Home Adulting 6 Body Language Mistakes You Don’t Know You’re Making 

6 Body Language Mistakes You Don’t Know You’re Making 

We’ve all been there. We’re in a meeting, sitting in the back, having bad posture, taking up as little space as possible, all the while desperately hoping you’re not spoken to, even though you’re practically bursting with ideas. Unknowingly, we’re displaying bad body language. And it’s vital to convey the best cues possible, especially in a professional environment. 

So what is body language? It’s communicating via conscious or even unconscious cues like our movements, gestures, and behavior. I believe that we ought to know what not to do so we can learn what to do. So here are a few examples of bad body language:

  • Slouching
  • Fidgeting
  • Crossing arms
  • Grumpy facial expressions
  • Violating personal space
  • Not making eye contact or looking down or in other directions during conversations
  • Tone of voice

1. Slouching

Hours spent hunched over your desk can lead to bad posture and slouching. The same can be said for bending our necks over to look at our phones. While it’s noted that it’s bad for your health, it gives off another vibe to your office mates. For example, it can come across as sloppy or even lazy, even if you’re a stellar employee. So try to keep your posterior (yes, this includes the booty) against the back of your chair at a 90 degree angle. 

2. Fidgeting

We’re in a meeting when we see movement out of the corner of our eye. It’s Debbie from accounting, twirling her hair. The table is shaking. Mark from HR is bouncing his knee like he’s dribbling a basketball. You even find yourself playing with your pen. While you’re all probably trying to reduce anxiety or jitters, it looks like your head is in the clouds, and you’re not paying attention. To combat that, try to make eye contact and even speak up or ask a question to show you’re invested in what’s being said.

3. Crossing Arms

It may be an unconscious behavior we engage in, almost as a way of comforting or guarding ourselves. It’s the sense of being closed off or guarded which can come off as unfriendly. Try to uncross your arms and mirror the physical orientation of the person you’re speaking to.

4. Grumpy Facial Expressions

In the tech era, we’re always looking at some kind of screen. Typically, we’re absorbed in what we’re doing. Then, your significant other pops over if you’re working from home. You look up, startled, with a look of concentration that’s perceived as anger or irritation. To avoid that, practice smiling or a neutral expression so that when those interruptions happen, you’re able to convey a friendlier facial tone.

5. Violating Personal Space

Sure, we’ve all heard of the 6-foot rule due to COVID. However, even before the pandemic, we all liked our space. I describe it to my kid as their bubble. Their bubble is their physical boundary line that, if crossed, makes them uncomfortable. Personal space preferences can be basic, cultural, and even dependent on gender. Take mental notes of encounters with individuals, especially coworkers. Are they leaning into a handshake? Are they shaking your hand but take a step or two back? And it’s absolutely okay to just ask! They’ll appreciate your consideration and respect for how you physically interact. 

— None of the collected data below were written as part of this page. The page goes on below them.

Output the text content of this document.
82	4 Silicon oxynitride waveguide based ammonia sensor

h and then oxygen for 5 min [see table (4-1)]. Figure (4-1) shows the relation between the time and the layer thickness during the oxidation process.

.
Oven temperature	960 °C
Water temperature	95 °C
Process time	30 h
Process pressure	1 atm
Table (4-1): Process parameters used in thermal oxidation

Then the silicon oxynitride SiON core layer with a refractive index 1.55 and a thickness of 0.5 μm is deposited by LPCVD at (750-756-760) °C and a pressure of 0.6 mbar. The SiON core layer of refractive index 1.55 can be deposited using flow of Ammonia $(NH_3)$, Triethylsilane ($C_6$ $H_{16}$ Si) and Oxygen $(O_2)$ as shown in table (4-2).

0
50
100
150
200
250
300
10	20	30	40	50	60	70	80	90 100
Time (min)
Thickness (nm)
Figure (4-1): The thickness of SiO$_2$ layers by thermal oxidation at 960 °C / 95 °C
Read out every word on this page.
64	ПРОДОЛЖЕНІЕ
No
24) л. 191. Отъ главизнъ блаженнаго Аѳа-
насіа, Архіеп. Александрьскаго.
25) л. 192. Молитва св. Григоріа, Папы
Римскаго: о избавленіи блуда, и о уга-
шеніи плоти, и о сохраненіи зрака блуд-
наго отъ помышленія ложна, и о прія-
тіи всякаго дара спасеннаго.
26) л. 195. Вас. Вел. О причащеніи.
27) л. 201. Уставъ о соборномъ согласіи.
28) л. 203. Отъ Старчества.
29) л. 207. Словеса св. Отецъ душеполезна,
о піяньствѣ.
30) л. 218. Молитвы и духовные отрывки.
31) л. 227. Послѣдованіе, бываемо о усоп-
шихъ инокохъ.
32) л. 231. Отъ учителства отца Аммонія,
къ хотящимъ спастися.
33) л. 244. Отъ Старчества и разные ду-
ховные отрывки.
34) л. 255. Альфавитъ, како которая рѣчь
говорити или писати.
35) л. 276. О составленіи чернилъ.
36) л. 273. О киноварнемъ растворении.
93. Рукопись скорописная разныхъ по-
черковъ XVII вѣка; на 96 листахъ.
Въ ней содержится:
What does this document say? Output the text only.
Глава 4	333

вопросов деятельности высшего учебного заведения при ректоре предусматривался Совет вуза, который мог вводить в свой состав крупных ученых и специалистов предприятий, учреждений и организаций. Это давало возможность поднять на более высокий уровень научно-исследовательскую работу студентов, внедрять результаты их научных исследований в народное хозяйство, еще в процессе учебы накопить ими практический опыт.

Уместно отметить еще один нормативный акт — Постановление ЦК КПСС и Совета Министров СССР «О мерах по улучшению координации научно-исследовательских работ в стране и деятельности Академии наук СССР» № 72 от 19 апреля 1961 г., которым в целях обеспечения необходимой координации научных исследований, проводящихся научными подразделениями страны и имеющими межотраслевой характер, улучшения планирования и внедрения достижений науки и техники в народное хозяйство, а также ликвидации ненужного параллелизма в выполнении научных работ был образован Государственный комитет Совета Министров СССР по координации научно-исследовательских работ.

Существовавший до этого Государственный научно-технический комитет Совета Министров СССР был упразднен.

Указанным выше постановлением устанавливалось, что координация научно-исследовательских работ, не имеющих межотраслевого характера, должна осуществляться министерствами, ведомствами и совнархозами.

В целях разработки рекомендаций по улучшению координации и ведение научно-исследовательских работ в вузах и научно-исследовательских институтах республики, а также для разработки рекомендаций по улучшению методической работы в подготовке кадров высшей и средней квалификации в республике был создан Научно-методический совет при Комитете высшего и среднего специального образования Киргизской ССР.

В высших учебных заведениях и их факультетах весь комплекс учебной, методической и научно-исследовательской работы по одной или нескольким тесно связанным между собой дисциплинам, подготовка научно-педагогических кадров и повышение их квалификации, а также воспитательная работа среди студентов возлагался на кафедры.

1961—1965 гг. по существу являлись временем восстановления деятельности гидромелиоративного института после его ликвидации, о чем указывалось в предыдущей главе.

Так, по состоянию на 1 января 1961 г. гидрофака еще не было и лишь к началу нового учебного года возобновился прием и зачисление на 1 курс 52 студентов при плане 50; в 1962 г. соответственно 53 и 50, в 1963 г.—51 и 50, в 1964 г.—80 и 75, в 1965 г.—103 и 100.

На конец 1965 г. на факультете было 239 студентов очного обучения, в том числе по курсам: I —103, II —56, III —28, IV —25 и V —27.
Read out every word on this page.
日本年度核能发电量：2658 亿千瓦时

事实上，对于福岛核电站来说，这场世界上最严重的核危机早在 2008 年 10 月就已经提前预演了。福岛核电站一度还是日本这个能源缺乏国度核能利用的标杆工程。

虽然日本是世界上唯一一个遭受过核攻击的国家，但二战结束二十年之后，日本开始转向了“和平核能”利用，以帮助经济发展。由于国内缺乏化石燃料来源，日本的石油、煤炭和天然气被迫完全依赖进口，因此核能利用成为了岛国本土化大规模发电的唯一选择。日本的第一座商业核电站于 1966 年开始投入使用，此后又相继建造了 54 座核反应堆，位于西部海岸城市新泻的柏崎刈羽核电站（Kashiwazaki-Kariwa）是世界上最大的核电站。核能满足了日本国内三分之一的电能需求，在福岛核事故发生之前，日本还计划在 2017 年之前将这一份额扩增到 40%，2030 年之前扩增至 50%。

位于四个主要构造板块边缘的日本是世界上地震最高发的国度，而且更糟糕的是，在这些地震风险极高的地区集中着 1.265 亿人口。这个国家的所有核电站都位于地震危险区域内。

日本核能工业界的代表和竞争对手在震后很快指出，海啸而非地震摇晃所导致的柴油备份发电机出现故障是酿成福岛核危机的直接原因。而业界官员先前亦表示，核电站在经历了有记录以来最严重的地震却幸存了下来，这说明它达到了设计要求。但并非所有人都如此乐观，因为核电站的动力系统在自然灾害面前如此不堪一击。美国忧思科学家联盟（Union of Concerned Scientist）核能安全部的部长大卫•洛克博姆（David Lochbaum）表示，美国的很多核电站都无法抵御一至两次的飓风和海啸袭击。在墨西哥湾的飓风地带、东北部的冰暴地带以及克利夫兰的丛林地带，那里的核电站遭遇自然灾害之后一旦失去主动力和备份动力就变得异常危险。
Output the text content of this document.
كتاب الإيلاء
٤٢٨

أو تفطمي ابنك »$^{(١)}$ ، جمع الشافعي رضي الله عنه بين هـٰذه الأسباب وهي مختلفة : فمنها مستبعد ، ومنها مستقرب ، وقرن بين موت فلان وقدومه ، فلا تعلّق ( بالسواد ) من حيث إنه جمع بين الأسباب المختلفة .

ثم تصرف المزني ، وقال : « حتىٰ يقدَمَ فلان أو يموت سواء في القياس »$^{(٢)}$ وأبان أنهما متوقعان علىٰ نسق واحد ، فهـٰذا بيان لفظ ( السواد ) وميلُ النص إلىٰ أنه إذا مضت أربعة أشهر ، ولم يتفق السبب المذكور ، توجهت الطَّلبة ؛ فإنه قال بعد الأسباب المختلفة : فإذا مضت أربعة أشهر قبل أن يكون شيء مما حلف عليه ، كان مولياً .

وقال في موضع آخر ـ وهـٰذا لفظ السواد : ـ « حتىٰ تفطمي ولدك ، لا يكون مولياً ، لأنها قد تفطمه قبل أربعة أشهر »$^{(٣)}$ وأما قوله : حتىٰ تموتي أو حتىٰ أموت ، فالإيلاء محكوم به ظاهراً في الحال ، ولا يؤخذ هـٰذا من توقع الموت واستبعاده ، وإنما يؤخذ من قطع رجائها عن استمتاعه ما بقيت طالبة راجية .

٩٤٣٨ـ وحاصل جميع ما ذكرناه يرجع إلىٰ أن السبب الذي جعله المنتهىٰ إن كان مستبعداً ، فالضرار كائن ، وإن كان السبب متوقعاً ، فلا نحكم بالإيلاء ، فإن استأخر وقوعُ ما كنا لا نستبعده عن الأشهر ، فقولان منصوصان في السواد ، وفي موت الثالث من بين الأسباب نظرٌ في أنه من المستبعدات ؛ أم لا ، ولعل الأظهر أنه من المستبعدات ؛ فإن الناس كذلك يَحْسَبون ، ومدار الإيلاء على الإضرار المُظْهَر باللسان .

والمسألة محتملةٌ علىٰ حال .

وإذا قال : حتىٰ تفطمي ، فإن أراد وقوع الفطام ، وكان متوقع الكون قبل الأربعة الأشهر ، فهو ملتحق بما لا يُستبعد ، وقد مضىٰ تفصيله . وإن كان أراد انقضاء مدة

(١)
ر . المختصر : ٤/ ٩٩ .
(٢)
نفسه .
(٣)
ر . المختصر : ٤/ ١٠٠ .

6. Eye Contact And Tone Of Voice

In yesteryears, the inability to make or maintain eye contact was a telltale indicator of insecurity. Nowadays, it’s caused by constantly checking our phones in someone else’s presence, which can show a lack of interest or even respect for that individual’s time and attention. After all, who wants to feel ignored or that a phone is more important than they are? Tone of voice is important. For example, talking too softly can indicate shyness or lack of confidence in what they’re saying. Speaking too loudly can be clipped and abrupt, which could be perceived as agitation. So, practice your tone with friends to find a happy medium that shows an open confidence.

An important note, however. 

“Bad” body language may be present in neurodivergent individuals who are not masking. Fidgeting may actually be stimming, which is a repetitive act or acts that provides comfort or stimulation. Eye contact can sometimes be a struggle as well. More in-depth information can be found here. If a neurodivergent person feels safe or comfortable discussing these traits with management, it can be beneficial as they now have the knowledge that it’s not rude or uninterested body language; it’s simply how their sensory processing may work.